WILL THE CIS CREATE A "COMMON AGRICULTURAL MARKET?"

Publication: Monitor Volume: 3 Issue: 200

The meeting of CIS heads of state in Chisinau concluded last week with an agreement to create a "common agricultural market". (Russian agencies, October 23) Of the 12 CIS member states, only Uzbekistan and Azerbaijan refused to sign the agreement. However, the history of most of the 500 resolutions adopted at the previous 12 CIS summit meetings strongly suggests that the decision to create such a common agricultural market is unlikely to be honored in the breach.

Post-1991 attempts at promoting regional economic integration among the Soviet successor states have foundered on two obstacles. First, in order to be economically beneficial, integration must occur under liberalized trade and market conditions that allow buyers to purchase the most attractive goods and sellers to expand into new markets. For most of the post-1991 period, however, controls on both domestic and international economic transactions have prevented consumers and producers from realizing many of the benefits of a liberalized trading system. Second, many member countries have viewed CIS economic integration as a vehicle for Russian attempts to strengthen Moscow’s influence in the region. These factors have precluded the creation of institutions that would help resolve intra-CIS trade disputes, not to mention punish those states that fail to implement trade liberalization agreements. CIS trade arrangements have instead been marked by inflexible inter-governmental bilateral agreements that are combined with informal (and poorly measured) "shuttle trading" — or smuggling — by individuals and small businesses.

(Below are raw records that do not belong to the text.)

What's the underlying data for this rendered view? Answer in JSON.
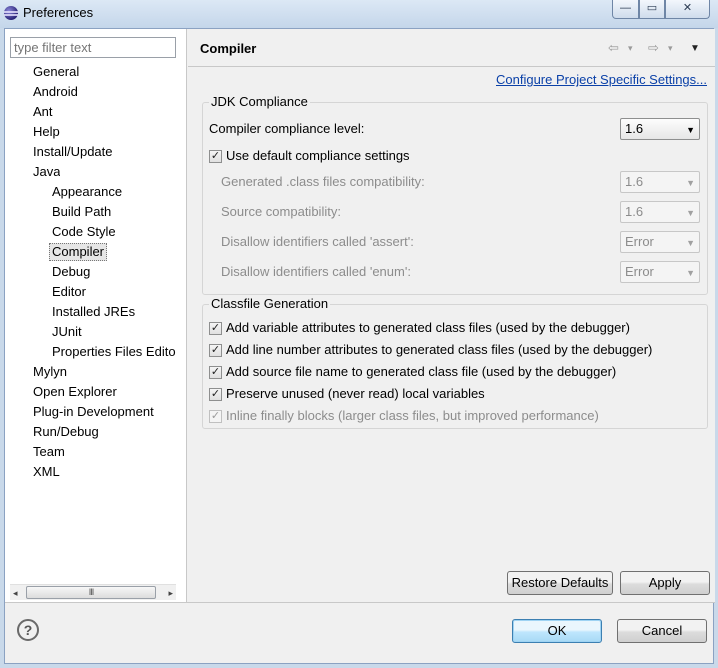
{
  "window": {
    "title": "Preferences",
    "min_glyph": "—",
    "max_glyph": "▭",
    "close_glyph": "✕"
  },
  "filter": {
    "placeholder": "type filter text"
  },
  "tree": [
    {
      "label": "General",
      "level": 0
    },
    {
      "label": "Android",
      "level": 0
    },
    {
      "label": "Ant",
      "level": 0
    },
    {
      "label": "Help",
      "level": 0
    },
    {
      "label": "Install/Update",
      "level": 0
    },
    {
      "label": "Java",
      "level": 0
    },
    {
      "label": "Appearance",
      "level": 1
    },
    {
      "label": "Build Path",
      "level": 1
    },
    {
      "label": "Code Style",
      "level": 1
    },
    {
      "label": "Compiler",
      "level": 1,
      "selected": true
    },
    {
      "label": "Debug",
      "level": 1
    },
    {
      "label": "Editor",
      "level": 1
    },
    {
      "label": "Installed JREs",
      "level": 1
    },
    {
      "label": "JUnit",
      "level": 1
    },
    {
      "label": "Properties Files Edito",
      "level": 1
    },
    {
      "label": "Mylyn",
      "level": 0
    },
    {
      "label": "Open Explorer",
      "level": 0
    },
    {
      "label": "Plug-in Development",
      "level": 0
    },
    {
      "label": "Run/Debug",
      "level": 0
    },
    {
      "label": "Team",
      "level": 0
    },
    {
      "label": "XML",
      "level": 0
    }
  ],
  "scrollbar": {
    "left": "◂",
    "right": "▸",
    "grip": "III"
  },
  "page": {
    "title": "Compiler",
    "nav": {
      "back": "⇦",
      "back_menu": "▾",
      "forward": "⇨",
      "forward_menu": "▾",
      "view_menu": "▼"
    },
    "config_link": "Configure Project Specific Settings..."
  },
  "jdk": {
    "title": "JDK Compliance",
    "compliance_label": "Compiler compliance level:",
    "compliance_value": "1.6",
    "use_default_label": "Use default compliance settings",
    "use_default_checked": true,
    "generated_label": "Generated .class files compatibility:",
    "generated_value": "1.6",
    "source_label": "Source compatibility:",
    "source_value": "1.6",
    "assert_label": "Disallow identifiers called 'assert':",
    "assert_value": "Error",
    "enum_label": "Disallow identifiers called 'enum':",
    "enum_value": "Error"
  },
  "classfile": {
    "title": "Classfile Generation",
    "options": [
      {
        "label": "Add variable attributes to generated class files (used by the debugger)",
        "checked": true,
        "enabled": true
      },
      {
        "label": "Add line number attributes to generated class files (used by the debugger)",
        "checked": true,
        "enabled": true
      },
      {
        "label": "Add source file name to generated class file (used by the debugger)",
        "checked": true,
        "enabled": true
      },
      {
        "label": "Preserve unused (never read) local variables",
        "checked": true,
        "enabled": true
      },
      {
        "label": "Inline finally blocks (larger class files, but improved performance)",
        "checked": true,
        "enabled": false
      }
    ]
  },
  "buttons": {
    "restore": "Restore Defaults",
    "apply": "Apply",
    "ok": "OK",
    "cancel": "Cancel"
  },
  "help": {
    "glyph": "?"
  },
  "glyphs": {
    "check": "✓",
    "dropdown": "▼"
  }
}
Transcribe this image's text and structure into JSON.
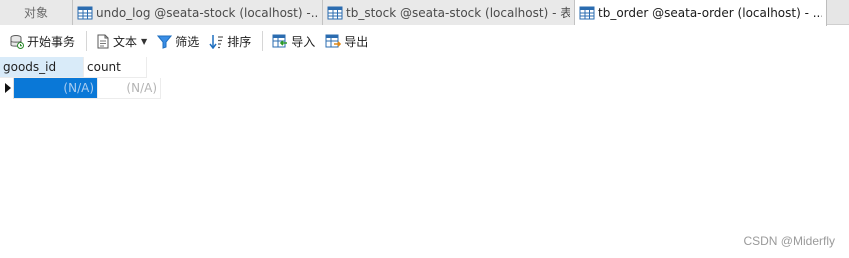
{
  "tabs": [
    {
      "label": "对象",
      "active": false
    },
    {
      "label": "undo_log @seata-stock (localhost) -...",
      "active": false
    },
    {
      "label": "tb_stock @seata-stock (localhost) - 表",
      "active": false
    },
    {
      "label": "tb_order @seata-order (localhost) - ...",
      "active": true
    }
  ],
  "toolbar": {
    "begin_transaction": "开始事务",
    "text": "文本",
    "filter": "筛选",
    "sort": "排序",
    "import": "导入",
    "export": "导出"
  },
  "grid": {
    "columns": [
      "goods_id",
      "count"
    ],
    "rows": [
      [
        "(N/A)",
        "(N/A)"
      ]
    ]
  },
  "watermark": "CSDN @Miderfly",
  "colors": {
    "selected_cell": "#0a78d7",
    "header_highlight": "#d9ebf9",
    "tab_bar": "#e6e6e6",
    "active_tab": "#ffffff"
  }
}
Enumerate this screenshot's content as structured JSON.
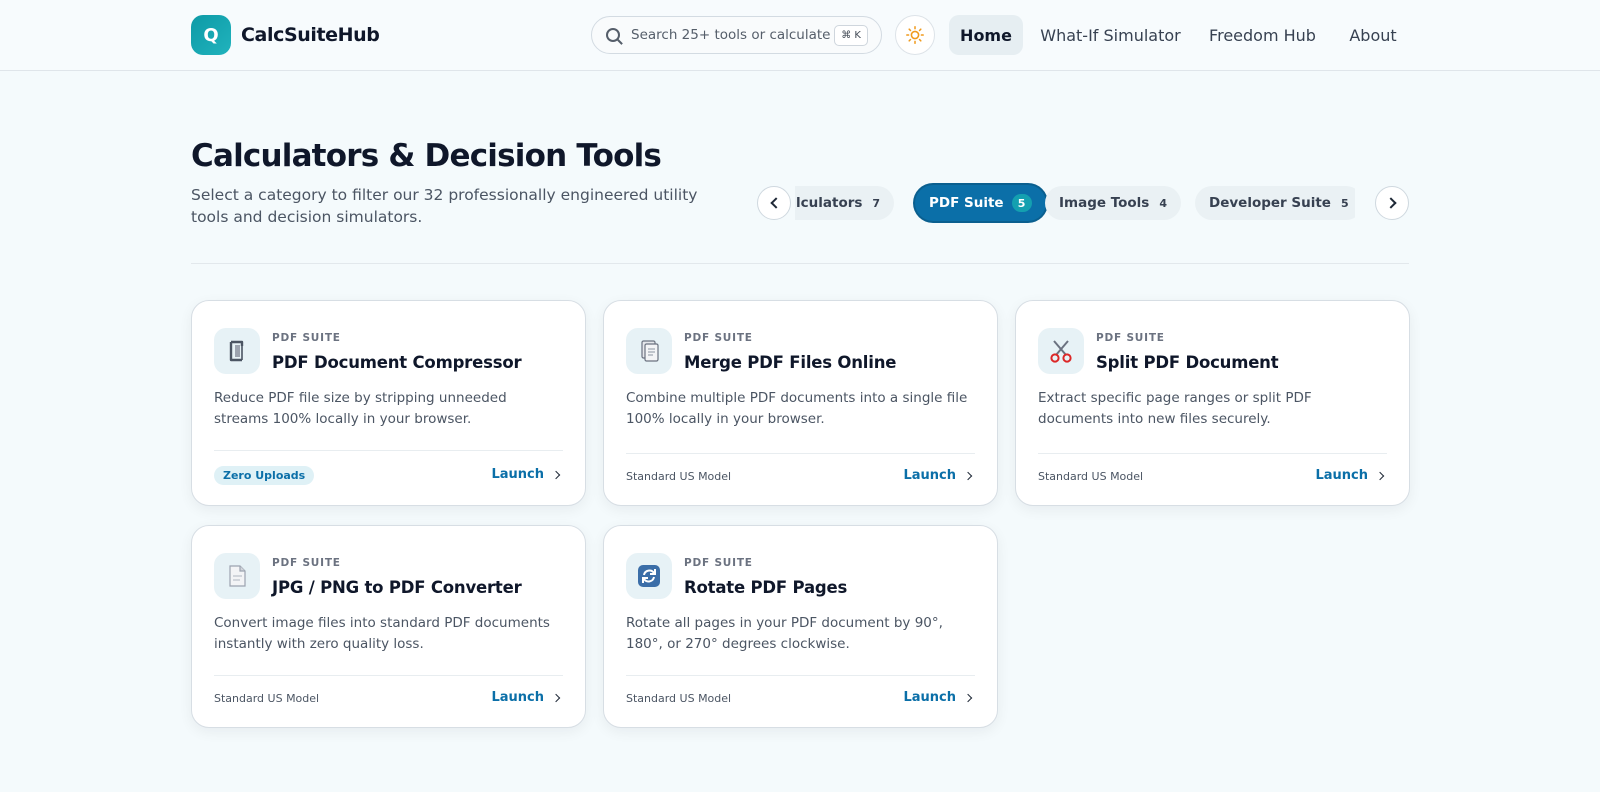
{
  "header": {
    "logo_letter": "Q",
    "brand": "CalcSuiteHub",
    "search_placeholder": "Search 25+ tools or calculate...",
    "search_shortcut": "⌘ K",
    "nav": [
      {
        "label": "Home",
        "active": true
      },
      {
        "label": "What-If Simulator",
        "active": false
      },
      {
        "label": "Freedom Hub",
        "active": false
      },
      {
        "label": "About",
        "active": false
      }
    ]
  },
  "hero": {
    "title": "Calculators & Decision Tools",
    "subtitle": "Select a category to filter our 32 professionally engineered utility tools and decision simulators."
  },
  "categories": [
    {
      "label": "Calculators",
      "count": "7",
      "active": false
    },
    {
      "label": "PDF Suite",
      "count": "5",
      "active": true
    },
    {
      "label": "Image Tools",
      "count": "4",
      "active": false
    },
    {
      "label": "Developer Suite",
      "count": "5",
      "active": false
    }
  ],
  "cards": [
    {
      "category": "PDF SUITE",
      "title": "PDF Document Compressor",
      "description": "Reduce PDF file size by stripping unneeded streams 100% locally in your browser.",
      "badge": "Zero Uploads",
      "launch": "Launch",
      "icon": "clamp-icon"
    },
    {
      "category": "PDF SUITE",
      "title": "Merge PDF Files Online",
      "description": "Combine multiple PDF documents into a single file 100% locally in your browser.",
      "meta": "Standard US Model",
      "launch": "Launch",
      "icon": "documents-icon"
    },
    {
      "category": "PDF SUITE",
      "title": "Split PDF Document",
      "description": "Extract specific page ranges or split PDF documents into new files securely.",
      "meta": "Standard US Model",
      "launch": "Launch",
      "icon": "scissors-icon"
    },
    {
      "category": "PDF SUITE",
      "title": "JPG / PNG to PDF Converter",
      "description": "Convert image files into standard PDF documents instantly with zero quality loss.",
      "meta": "Standard US Model",
      "launch": "Launch",
      "icon": "document-icon"
    },
    {
      "category": "PDF SUITE",
      "title": "Rotate PDF Pages",
      "description": "Rotate all pages in your PDF document by 90°, 180°, or 270° degrees clockwise.",
      "meta": "Standard US Model",
      "launch": "Launch",
      "icon": "refresh-icon"
    }
  ],
  "colors": {
    "accent": "#0b6fa8",
    "brand_teal": "#14a0b0",
    "background": "#f4fafc"
  }
}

It is difficult to see why the agreement to create a common agricultural market should turn out any differently. Indeed, the barriers to its successful implementation would seem more extensive than with most previous economic integration initiatives. The wide variance in agricultural reform across CIS countries could make devising a common trade framework extremely difficult. Also, other regions that have created a common agricultural framework, such as the European Union’s Common Agricultural Policy, have done so through extensive systems of subsidies. In addition to their costs — which would seem prohibitive for the cash-strapped CIS countries — such schemes often entail significant financial transfers from non-agricultural to agricultural countries. This could mean that relatively wealthy food-exporting countries like Moldova and Ukraine could be subsidized by the poorer Central Asian countries, who would likely emerge as food importers under a CIS common agricultural market.

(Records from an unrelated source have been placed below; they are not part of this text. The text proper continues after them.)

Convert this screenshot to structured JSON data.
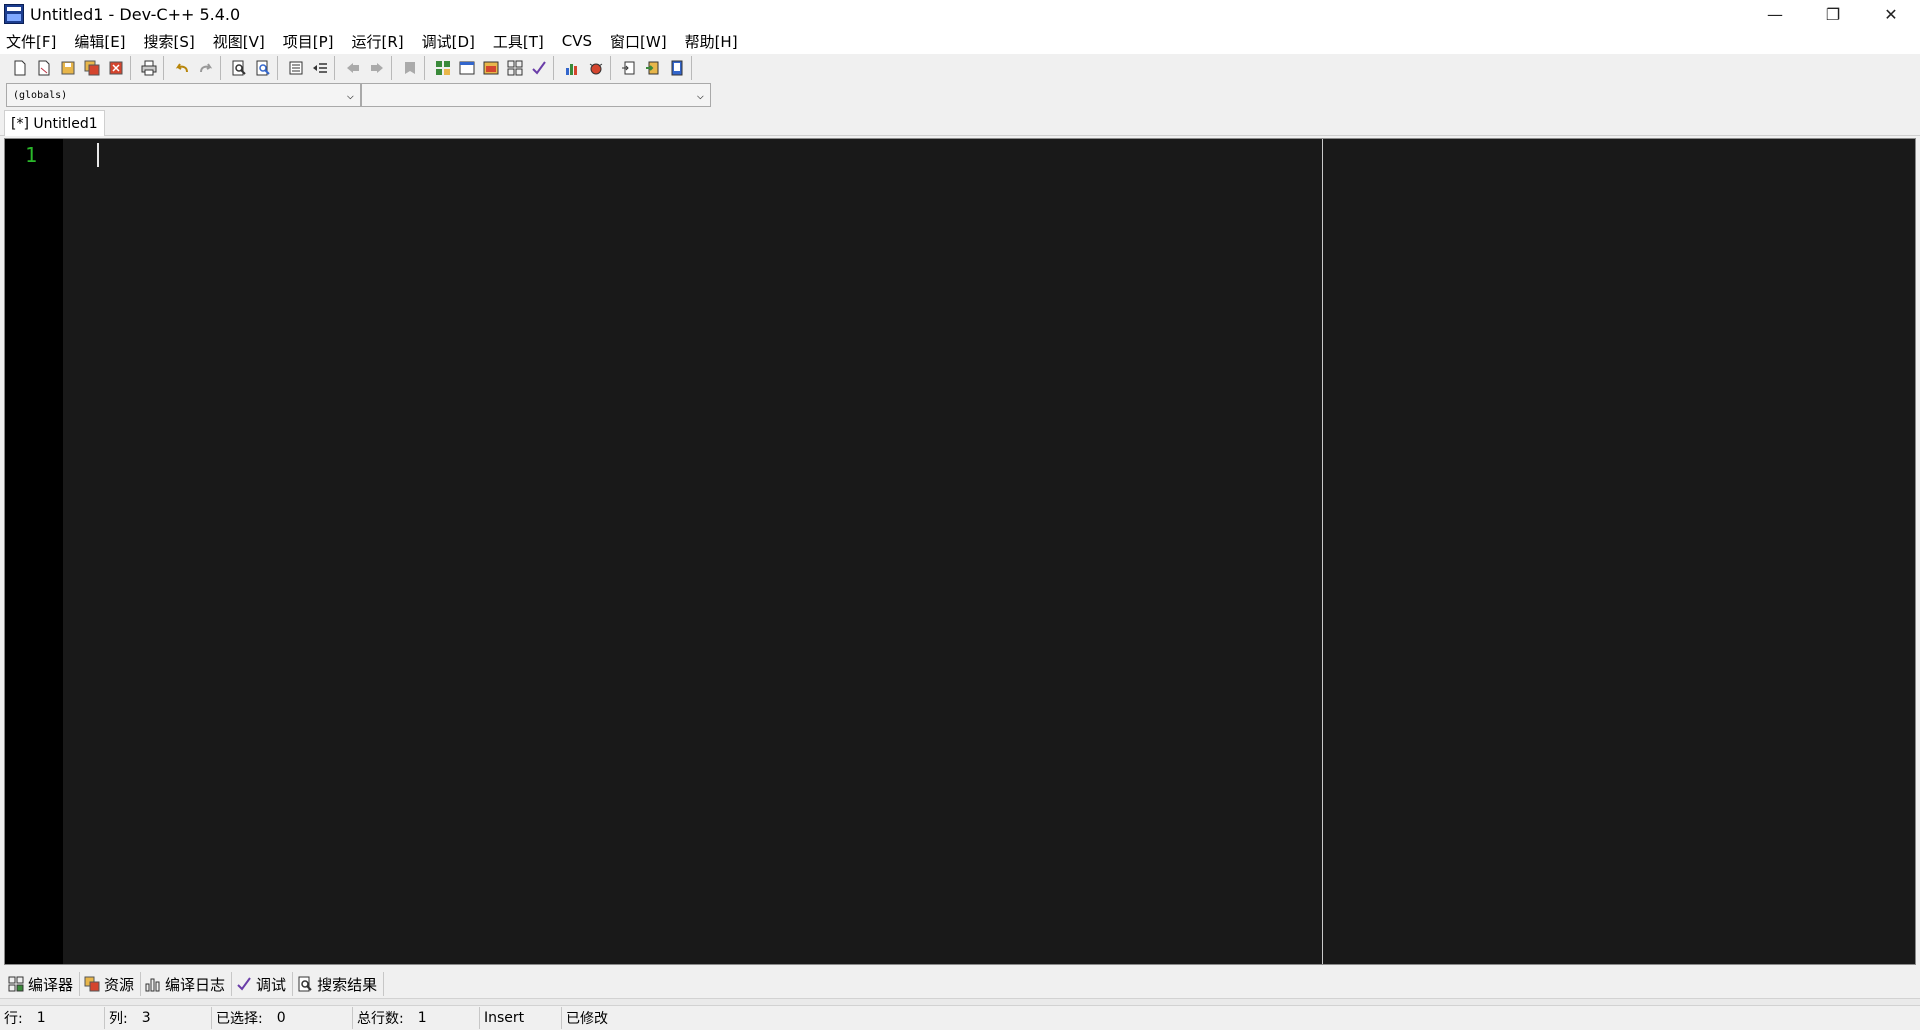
{
  "window": {
    "title": "Untitled1 - Dev-C++ 5.4.0",
    "controls": {
      "minimize": "—",
      "restore": "❐",
      "close": "✕"
    }
  },
  "menu": [
    "文件[F]",
    "编辑[E]",
    "搜索[S]",
    "视图[V]",
    "项目[P]",
    "运行[R]",
    "调试[D]",
    "工具[T]",
    "CVS",
    "窗口[W]",
    "帮助[H]"
  ],
  "selectors": {
    "scope": "(globals)",
    "member": ""
  },
  "tabs": [
    {
      "label": "[*] Untitled1",
      "active": true
    }
  ],
  "editor": {
    "line_numbers": [
      "1"
    ],
    "background": "#191919",
    "gutter_background": "#000000",
    "line_number_color": "#2ab82a"
  },
  "bottom_tabs": [
    {
      "label": "编译器",
      "icon": "compiler-icon"
    },
    {
      "label": "资源",
      "icon": "resources-icon"
    },
    {
      "label": "编译日志",
      "icon": "chart-icon"
    },
    {
      "label": "调试",
      "icon": "check-icon"
    },
    {
      "label": "搜索结果",
      "icon": "search-icon"
    }
  ],
  "status": {
    "row_label": "行:",
    "row_value": "1",
    "col_label": "列:",
    "col_value": "3",
    "sel_label": "已选择:",
    "sel_value": "0",
    "total_label": "总行数:",
    "total_value": "1",
    "mode": "Insert",
    "modified": "已修改"
  }
}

The most direct way to create a common agricultural market would simply be to liberalize intra-CIS trade in food and agricultural products on a multilateral basis. Were the CIS countries to do this — as well as to introduce the domestic liberalization required for liberalized foreign trade (neither of which is likely, for the reasons mentioned above) — these steps would raise two other questions: 1) why stop at agriculture? and 2) why stop at the borders of the former Soviet Union? This suggests that the multilateral World Trade Organization, with which most of the CIS countries (including Russia) are currently conducting membership negotiations, may ultimately be more successful at promoting trade liberalization in, and ultimately integration between, the CIS countries.